En France la table demeure un élément central de la culture. Il s’agît de l’un des critères constitutifs de la gastronomie telle qu’elle fut classée par l’U.N.E.S.CO.  Pour les taoïstes et son maître à penser Confucius, elle est un reflet à l’échelle de la maison du monde qui entoure l’homme. Alors quand vient le délicat processus débutant un repas se sont des enjeux quasi cosmiques qui déferlent, d’où les clivages, pro et anti qui déchirent parfois les hommes… Bon Appétit ! La tache de professeur  de savoir-vivre est parfois ardue sur de telles questions.
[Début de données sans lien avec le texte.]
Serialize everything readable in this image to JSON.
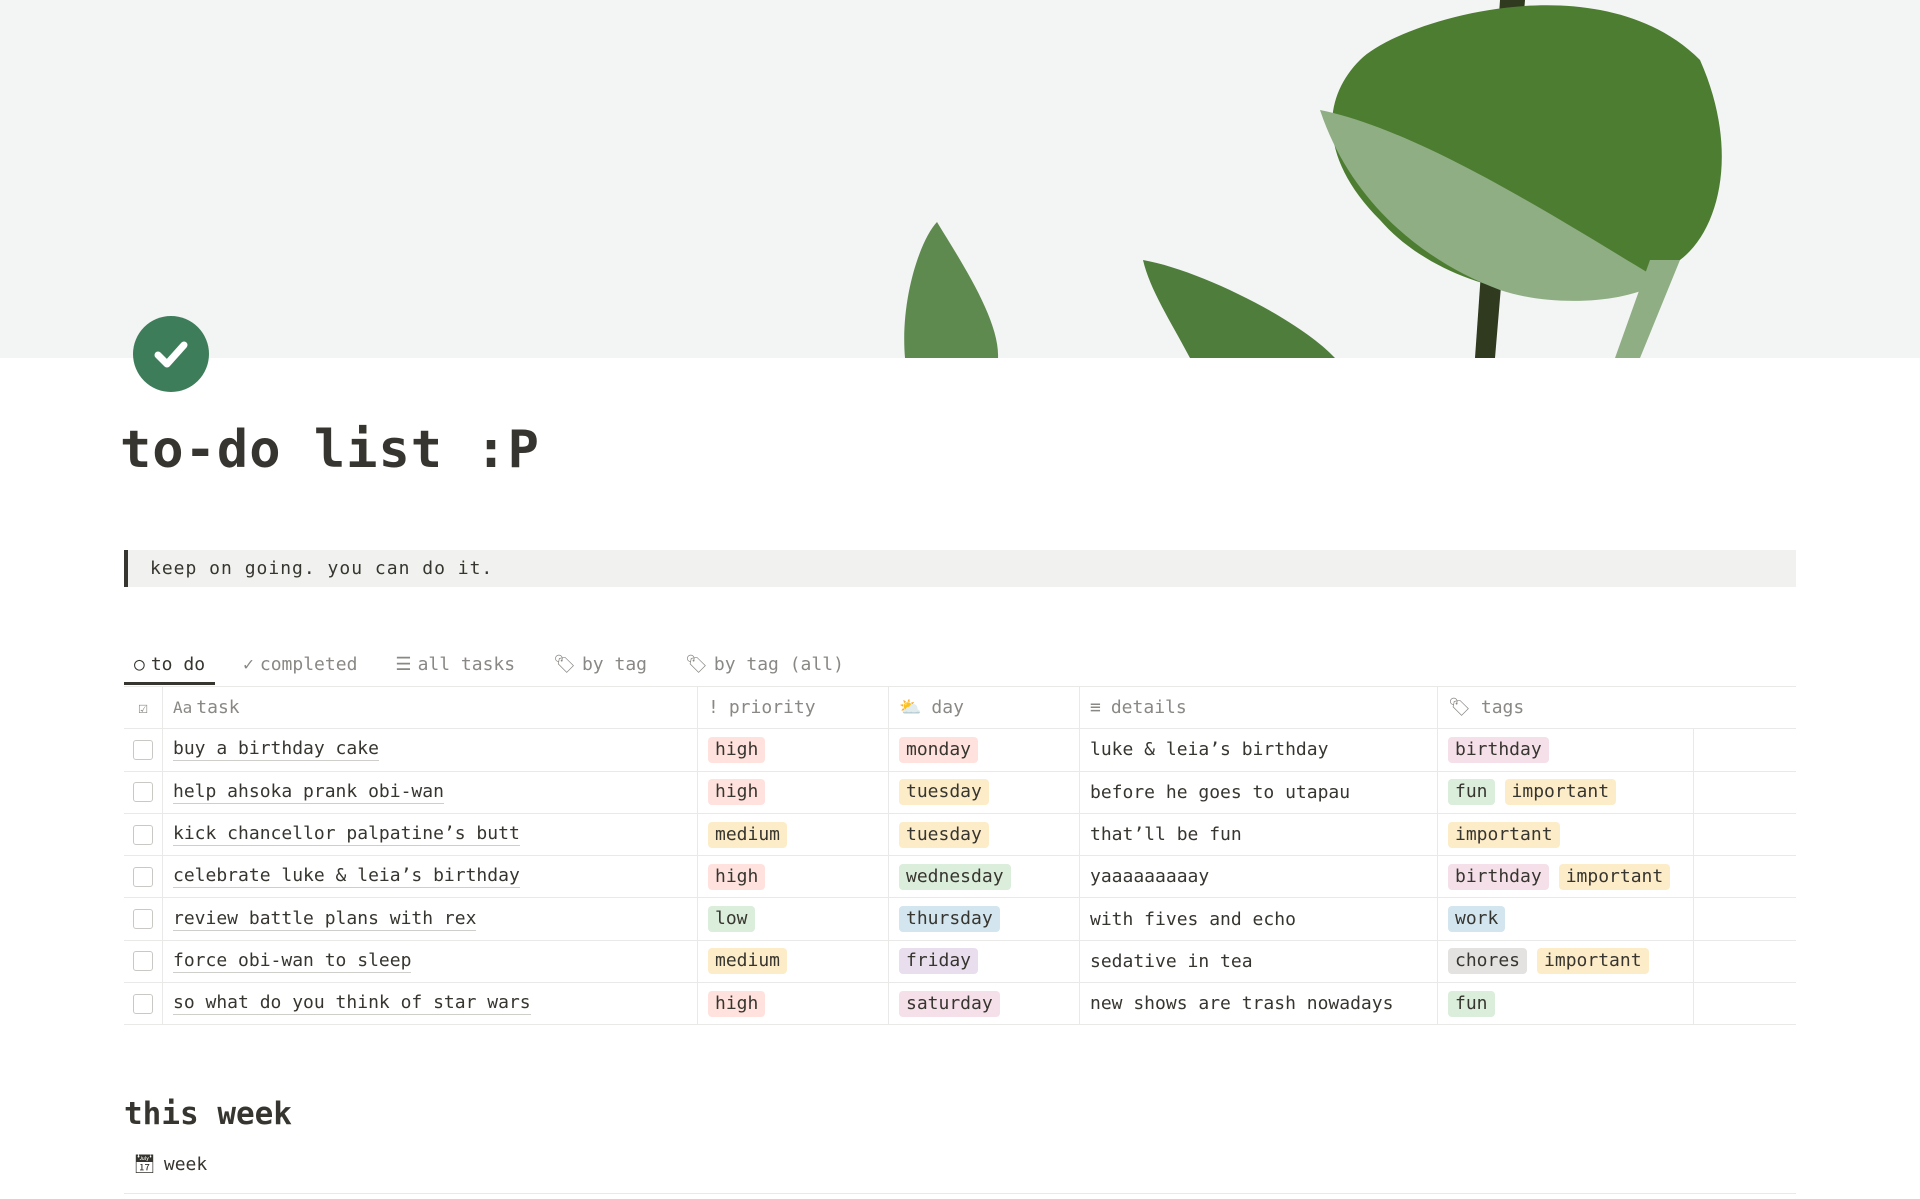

Alors je me jette dans le grand bain depuis le haut du plongeoir afin de vous annoncer que « Bon Appétit » ne se dit pas… C’est une expression à bannir. Si d’aventure des personnes vous le disaient, respirez un grand coup, dites vous que la culture des uns, n’est pas celles des autres ou ce que vous voulez de gentil, qui soit autre, mais surtout remerciez la personne qui vous l’aura dit, car cela part d’un bon sentiment… Oui je sais l’enfer est pavé de bonnes intentions, mais cela sera un autre papier.  Donc remerciez la personne qui vous l’a dit, mais pas la peine pour quelqu’un qui l’annone, sauf si l’ensemble de la table demeure silencieuse. En revanche en ce qui vous concerne, vous ne répondez pas « de même », ou « vous également », ce n’est ni fait ni à faire, ni français, ni correct.

Enfin si c’est la maîtresse de maison elle-même qui le dit, deux cas de figure. Le premier, prenez vos jambes à votre cou. Le second ayez vos soins anti-poison à proximité. Pourquoi ? Parce que le message alors passé est celui d’une personne qui n’est pas sûre d’elle et espère que sa cuisine ne vous tuera pas le tube digestif !!!

Car in fine que signifie bon appétit ? La réponse est simple, c’est bon déroulement gastrique, bonne digestion. J’arrête là les signifiants pour ne pas tomber dans l’imagerie d’Épinal (? ). Pour comprendre cette expression il faut se rappeler que souvent, en matière de mœurs, la grande histoire rencontre la petite. Je sors la partie docte de mon mémoire pour vous expliquer un épiphénomène révélateur des  processus et de la plasticité des usages.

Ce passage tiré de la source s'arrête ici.